Call the A_star function to obtain the final target node set final.
Output the number of solutions.
If solutions exist, the path to each solution is output one by one.
If no solution is found, an appropriate prompt message is output.
5. In-depth research and code optimization
1. Some input situations lead to infinite loops or excessive memory consumption. In order to better handle these situations, some additional restrictions or optimization measures can be added.
① Limit search depth: add a search depth limit to prevent the program from searching infinitely. You can set a maximum search depth and check it during the search. If the maximum depth has been reached but no solution has been found, it can be judged that there is no solution or the search is terminated.
②Limit state repetition: record the state nodes that have been visited in the closed_list to avoid repeated visits. When expanding a node, you can first check whether the newly generated node has already appeared in the closed_list, and if so, you can skip the node.
③Optimize the heuristic function: By adjusting the calculation method of the heuristic function, it will be more accurate and efficient. The choice of heuristic function affects the efficiency of the search algorithm and the quality of the results. You can try different heuristic functions to optimize algorithm performance.
④ Pruning strategy: When generating new nodes, some conditional judgments are used to prune invalid branches. For example, if there are more wildlings on board than missionaries, then this state is invalid and can be skipped.
⑤ Use iterative deepening search: Iterative deepening search is a variant of depth-first search that gradually increases the search depth in each iteration. This approach can find solutions within a limited search depth, and it is less space-demanding than a full depth-first search.
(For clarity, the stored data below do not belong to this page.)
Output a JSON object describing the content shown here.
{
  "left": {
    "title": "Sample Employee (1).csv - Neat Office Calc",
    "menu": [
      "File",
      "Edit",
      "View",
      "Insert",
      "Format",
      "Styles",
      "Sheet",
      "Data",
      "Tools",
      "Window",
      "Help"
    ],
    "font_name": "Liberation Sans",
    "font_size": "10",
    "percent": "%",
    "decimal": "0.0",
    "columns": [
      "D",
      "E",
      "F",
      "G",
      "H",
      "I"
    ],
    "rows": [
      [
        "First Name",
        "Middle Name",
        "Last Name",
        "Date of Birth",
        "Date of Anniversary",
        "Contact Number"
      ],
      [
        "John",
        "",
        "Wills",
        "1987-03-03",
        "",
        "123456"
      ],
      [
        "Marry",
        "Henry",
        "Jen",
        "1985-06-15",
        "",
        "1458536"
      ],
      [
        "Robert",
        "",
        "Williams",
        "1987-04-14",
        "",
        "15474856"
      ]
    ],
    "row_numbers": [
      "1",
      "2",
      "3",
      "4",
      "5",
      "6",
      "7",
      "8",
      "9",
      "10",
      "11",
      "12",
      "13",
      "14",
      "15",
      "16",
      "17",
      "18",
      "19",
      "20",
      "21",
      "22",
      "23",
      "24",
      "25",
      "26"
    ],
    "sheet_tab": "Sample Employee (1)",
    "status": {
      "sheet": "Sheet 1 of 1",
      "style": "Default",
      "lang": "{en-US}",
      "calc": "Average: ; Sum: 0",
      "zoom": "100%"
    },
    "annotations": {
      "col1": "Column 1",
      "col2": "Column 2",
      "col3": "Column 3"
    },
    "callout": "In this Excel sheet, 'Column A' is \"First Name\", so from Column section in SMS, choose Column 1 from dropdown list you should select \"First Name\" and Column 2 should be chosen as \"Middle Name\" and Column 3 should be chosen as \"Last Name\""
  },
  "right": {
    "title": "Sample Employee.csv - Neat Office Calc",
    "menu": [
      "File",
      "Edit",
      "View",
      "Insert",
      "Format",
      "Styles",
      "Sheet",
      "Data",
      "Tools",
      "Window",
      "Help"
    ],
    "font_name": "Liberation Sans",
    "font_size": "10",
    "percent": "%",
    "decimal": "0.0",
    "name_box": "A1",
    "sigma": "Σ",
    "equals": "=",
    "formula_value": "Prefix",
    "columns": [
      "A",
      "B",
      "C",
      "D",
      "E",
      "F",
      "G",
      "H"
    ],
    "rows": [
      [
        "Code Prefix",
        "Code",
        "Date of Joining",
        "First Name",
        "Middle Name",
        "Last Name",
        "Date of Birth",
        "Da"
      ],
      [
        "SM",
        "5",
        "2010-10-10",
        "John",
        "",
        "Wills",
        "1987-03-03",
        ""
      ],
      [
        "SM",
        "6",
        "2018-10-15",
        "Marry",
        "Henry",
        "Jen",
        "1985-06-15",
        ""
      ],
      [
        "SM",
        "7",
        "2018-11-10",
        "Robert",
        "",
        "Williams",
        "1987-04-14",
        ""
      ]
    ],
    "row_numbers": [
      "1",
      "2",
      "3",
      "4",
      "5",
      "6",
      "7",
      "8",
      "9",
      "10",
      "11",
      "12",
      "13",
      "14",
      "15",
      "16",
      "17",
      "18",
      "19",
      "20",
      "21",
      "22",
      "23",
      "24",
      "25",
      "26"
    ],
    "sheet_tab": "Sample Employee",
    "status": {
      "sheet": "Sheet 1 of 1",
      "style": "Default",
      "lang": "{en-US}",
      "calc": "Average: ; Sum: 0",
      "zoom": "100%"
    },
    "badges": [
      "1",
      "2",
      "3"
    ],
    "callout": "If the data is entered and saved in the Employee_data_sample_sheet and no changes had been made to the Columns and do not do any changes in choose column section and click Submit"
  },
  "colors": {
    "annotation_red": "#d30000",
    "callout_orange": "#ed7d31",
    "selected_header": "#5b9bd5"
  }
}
2. After research, in the problem of savages and missionaries crossing the river, the following two optimization strategies are better:
① Limit search depth: By setting the maximum search depth, prevent the program from searching infinitely. This helps you control the execution time and resource consumption of your algorithms. You can determine the maximum search depth based on the size and complexity of your problem. If the search exceeds the maximum depth without finding a solution, it can be judged as no solution or terminate the search.
②Limit state repetition: record the state nodes that have been visited in the closed_list to avoid repeated visits. This prevents the algorithm from repeatedly cycling through invalid states. When expanding a node, first check whether the newly generated node has appeared in the closed_list, if so, you can skip the node.
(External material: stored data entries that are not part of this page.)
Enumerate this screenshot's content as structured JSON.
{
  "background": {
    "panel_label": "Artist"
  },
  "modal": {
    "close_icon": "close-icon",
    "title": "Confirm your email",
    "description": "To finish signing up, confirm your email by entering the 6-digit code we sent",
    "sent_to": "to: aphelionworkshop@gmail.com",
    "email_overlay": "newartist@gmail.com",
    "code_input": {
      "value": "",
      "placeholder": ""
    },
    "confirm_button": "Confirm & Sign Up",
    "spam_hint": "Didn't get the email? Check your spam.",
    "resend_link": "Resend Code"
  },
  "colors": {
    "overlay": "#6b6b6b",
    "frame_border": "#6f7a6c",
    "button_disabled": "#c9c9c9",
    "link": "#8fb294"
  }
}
Of course, which restrictive measures to use depends on the needs and actual conditions. If there are stricter requirements on the execution time of the algorithm, then limiting the search depth may be more appropriate. If the memory consumption of the algorithm is more of a concern then limiting state duplication may be more important.
3. Take limiting the search depth as an example here, you can follow the steps below:
①Add a variable to the code to indicate the maximum search depth, such as max_depth.
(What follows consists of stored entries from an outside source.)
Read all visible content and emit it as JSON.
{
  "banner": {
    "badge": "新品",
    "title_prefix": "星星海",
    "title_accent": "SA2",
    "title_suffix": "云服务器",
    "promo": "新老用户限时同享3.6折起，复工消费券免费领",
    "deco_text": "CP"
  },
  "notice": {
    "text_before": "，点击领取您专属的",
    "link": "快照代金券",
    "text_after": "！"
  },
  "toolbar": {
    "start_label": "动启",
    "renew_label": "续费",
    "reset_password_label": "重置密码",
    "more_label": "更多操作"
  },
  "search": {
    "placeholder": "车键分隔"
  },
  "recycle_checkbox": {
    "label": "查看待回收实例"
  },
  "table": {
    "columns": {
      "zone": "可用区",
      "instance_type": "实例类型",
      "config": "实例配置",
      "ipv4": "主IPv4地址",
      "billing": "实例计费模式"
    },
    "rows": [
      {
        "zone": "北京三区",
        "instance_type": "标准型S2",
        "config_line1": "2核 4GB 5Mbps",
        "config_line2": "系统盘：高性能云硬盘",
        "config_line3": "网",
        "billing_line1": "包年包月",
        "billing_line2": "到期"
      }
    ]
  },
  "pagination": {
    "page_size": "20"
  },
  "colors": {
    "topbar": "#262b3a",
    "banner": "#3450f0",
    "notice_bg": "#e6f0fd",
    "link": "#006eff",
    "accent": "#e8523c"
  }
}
② Modify the A_star function to check whether the current search depth exceeds the maximum depth during the search process. The depth can be checked before entering the next level of recursion, and the search is terminated when the maximum depth is exceeded. You can add the following code snippets where appropriate:
if get.g > max_depth:
# Exceeded the maximum depth, terminate the search
break
③Set the value of the maximum search depth in the main function, for example max_depth = 10.
By setting the maximum search depth, the execution time and resource consumption of the algorithm can be controlled. According to the scale and complexity of the problem, the value of the maximum depth can be adjusted appropriately according to the needs.
Note that modifying the search depth is simply a limiting measure that can help control the execution time of the algorithm. But this can also lead to failure to find a solution in some cases, because there may not be enough depth to search for an optimal solution. Therefore, there is a trade-off between the time requirement and the quality of the solution when using it.